Considering all this, what is wrong with viewing the church as a family?  From a practical standpoint, the church cannot be considered primarily a family.  The family construct views the church made up of autonomous individuals joined together by ties of a common faith experience—but nothing else.  Particularly in larger evangelical churches, the family comes together for worship on Sundays and perhaps small groups.  But beyond the fact that they all are followers of Christ, there is really nothing else to tie them together.  So when conflict arises in an evangelical church, the family easily breaks down.  That is why there are so many denominations and why churches are often created by splitting off from each other;  they were created because of a dispute over points theological or practical.  Even apart from conflict,  evangelicals can leave one church and go to another for whatever reasons they choose—better sermons, more programs for children, closer to home, etc.  In all, either view is hardly the one we find in Sacred Scripture.

Instead, we find the Church described as a body.  St.
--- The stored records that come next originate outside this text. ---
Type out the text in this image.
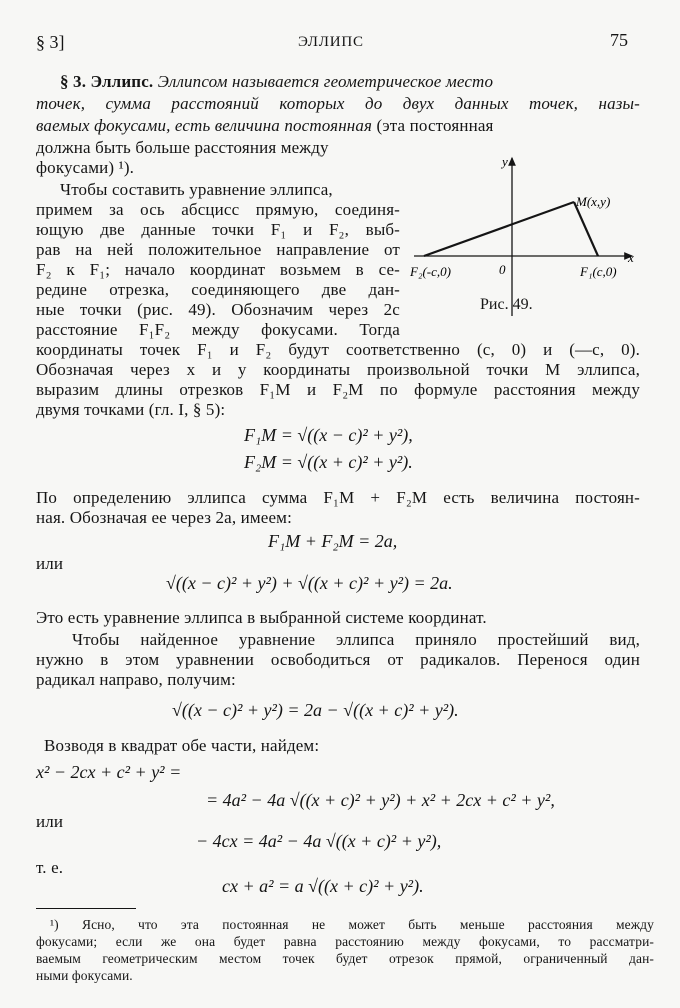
§ 3]	ЭЛЛИПС	75
§ 3. Эллипс. Эллипсом называется геометрическое место
точек, сумма расстояний которых до двух данных точек, назы-
ваемых фокусами, есть величина постоянная (эта постоянная
должна быть больше расстояния между
фокусами) ¹).
Чтобы составить уравнение эллипса,
примем за ось абсцисс прямую, соединя-
ющую две данные точки F₁ и F₂, выб-
рав на ней положительное направление от
F₂ к F₁; начало координат возьмем в се-
редине отрезка, соединяющего две дан-
ные точки (рис. 49). Обозначим через 2c
расстояние F₁F₂ между фокусами. Тогда
y
x
0
M(x,y)
F₁(c,0)
F₂(-c,0)
Рис. 49.
координаты точек F₁ и F₂ будут соответственно (c, 0) и (—c, 0).
Обозначая через x и y координаты произвольной точки M эллипса,
выразим длины отрезков F₁M и F₂M по формуле расстояния между
двумя точками (гл. I, § 5):
F₁M = √((x − c)² + y²),
F₂M = √((x + c)² + y²).
По определению эллипса сумма F₁M + F₂M есть величина постоян-
ная. Обозначая ее через 2a, имеем:
F₁M + F₂M = 2a,
или
√((x − c)² + y²) + √((x + c)² + y²) = 2a.
Это есть уравнение эллипса в выбранной системе координат.
Чтобы найденное уравнение эллипса приняло простейший вид,
нужно в этом уравнении освободиться от радикалов. Перенося один
радикал направо, получим:
√((x − c)² + y²) = 2a − √((x + c)² + y²).
Возводя в квадрат обе части, найдем:
x² − 2cx + c² + y² =
= 4a² − 4a √((x + c)² + y²) + x² + 2cx + c² + y²,
или
− 4cx = 4a² − 4a √((x + c)² + y²),
т. е.
cx + a² = a √((x + c)² + y²).
¹) Ясно, что эта постоянная не может быть меньше расстояния между
фокусами; если же она будет равна расстоянию между фокусами, то рассматри-
ваемым геометрическим местом точек будет отрезок прямой, ограниченный дан-
ными фокусами.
Paul said:
For as the body is one, and hath many members; and all the members of the body, whereas they are many, yet are one body, so also is Christ. For in one Spirit were we all baptized into one body, whether Jews or Gentiles, whether bond or free; and in one Spirit we have all been made to drink.  For the body also is not one member, but many.  If the foot should say, because I am not the hand, I am not of the body; is it therefore not of the body?
And if the ear should say, because I am not the eye, I am not of the body; is it therefore not of the body? If the whole body were the eye, where would be the hearing? If the whole were hearing, where would be the smelling?  But now God hath set the members every one of them in the body as it hath pleased him.  And if they all were one member, where would be the body?  But now there are many members indeed, yet one body.
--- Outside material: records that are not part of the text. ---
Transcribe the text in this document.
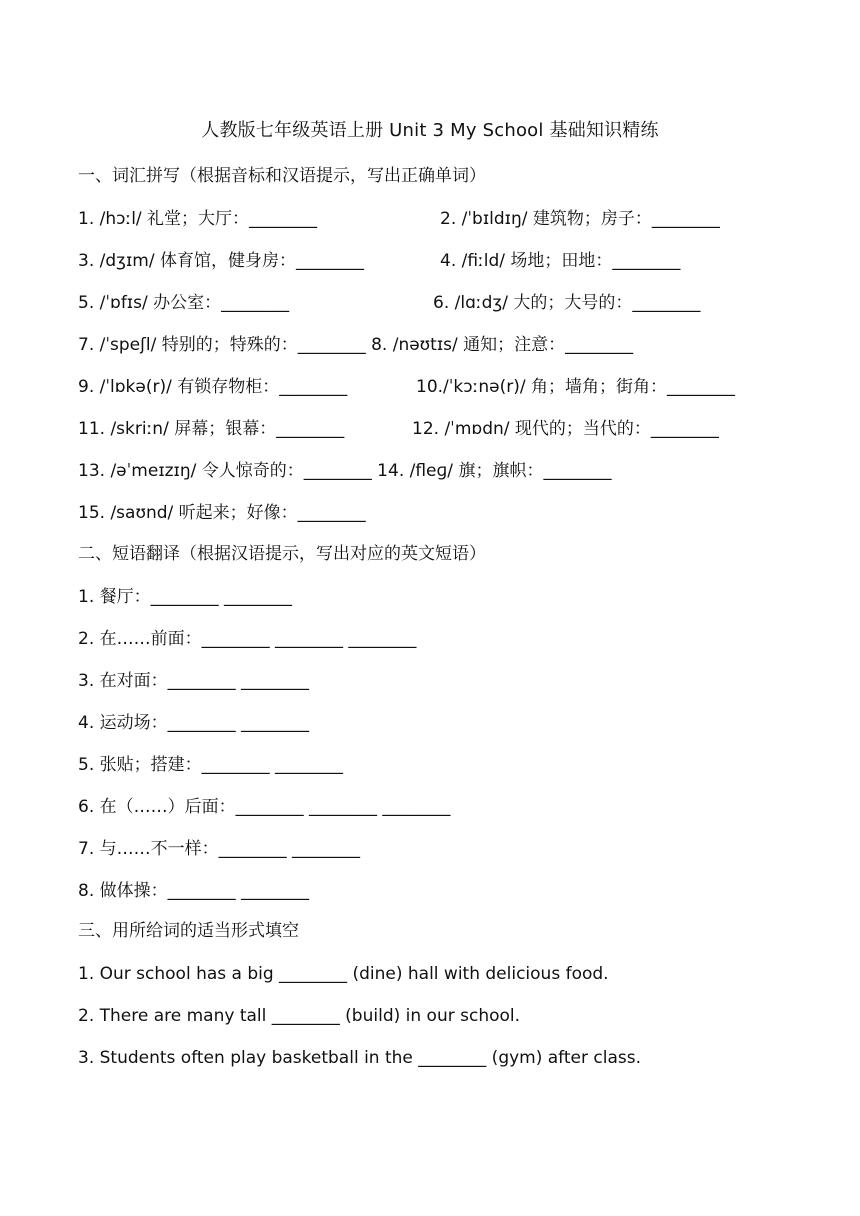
人教版七年级英语上册 Unit 3 My School 基础知识精练
一、词汇拼写（根据音标和汉语提示，写出正确单词）
1. /hɔːl/ 礼堂；大厅：________	2. /ˈbɪldɪŋ/ 建筑物；房子：________
3. /dʒɪm/ 体育馆，健身房：________	4. /fiːld/ 场地；田地：________
5. /ˈɒfɪs/ 办公室：________	6. /lɑːdʒ/ 大的；大号的：________
7. /ˈspeʃl/ 特别的；特殊的：________ 8. /nəʊtɪs/ 通知；注意：________
9. /ˈlɒkə(r)/ 有锁存物柜：________	10./ˈkɔːnə(r)/ 角；墙角；街角：________
11. /skriːn/ 屏幕；银幕：________	12. /ˈmɒdn/ 现代的；当代的：________
13. /əˈmeɪzɪŋ/ 令人惊奇的：________ 14. /fleɡ/ 旗；旗帜：________
15. /saʊnd/ 听起来；好像：________
二、短语翻译（根据汉语提示，写出对应的英文短语）
1. 餐厅：________ ________
2. 在……前面：________ ________ ________
3. 在对面：________ ________
4. 运动场：________ ________
5. 张贴；搭建：________ ________
6. 在（……）后面：________ ________ ________
7. 与……不一样：________ ________
8. 做体操：________ ________
三、用所给词的适当形式填空
1. Our school has a big ________ (dine) hall with delicious food.
2. There are many tall ________ (build) in our school.
3. Students often play basketball in the ________ (gym) after class.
And the eye cannot say to the hand: I need not thy help; nor again the head to the feet: I have no need of you.  Yea, much more those that seem to be the more feeble members of the body, are more necessary. And such as we think to be the less honourable members of the body, about these we put more abundant honour; and those that are our uncomely parts, have more abundant comeliness.  But our comely parts have no need: but God hath tempered the body together, giving to that which wanted the more abundant honour, ]That there might be no schism in the body; but the members might be mutually careful one for another.
And if one member suffer any thing, all the members suffer with it; or if one member glory, all the members rejoice with it.  Now you are the body of Christ, and members of member. (1 Cor. 12:12-27, D-R)
A body cannot divide itself.  It cannot survive very long without one of its organs; and the individual organs cannot survive apart from the body.  The body cannot live without its head, because it is the head that provides the direction and the impulse for other parts.  And the Church has only one head—Christ.  And likewise, Christ only has one body—the Church.   His body is made up of those baptized.  They are formed into his Body by partaking of his Body in the Eucharist.  With the Eucharist nourishing the Body, the Church grows and thrives.  As we partake of the other sacraments, the body is renewed and regenerated.
But this can only happen if we take care of the Body.  As with a human body, if we don’t take care of the body of Christ, the body can break down and stop working properly.  For example, if we don’t regularly attend to the Eucharist; if we fail to baptize our children; if we don’t go to confession;  if we treat marriage as the rest of our society does instead of the sacrament;  if we disrespect our priests and bishops;  all of these can lead to decay and disease in the body.  The body will not die, not with Christ as our head;  but instead of a continually young, continually growing, always vigorous Church, we will become a smaller, old, and ineffective institution.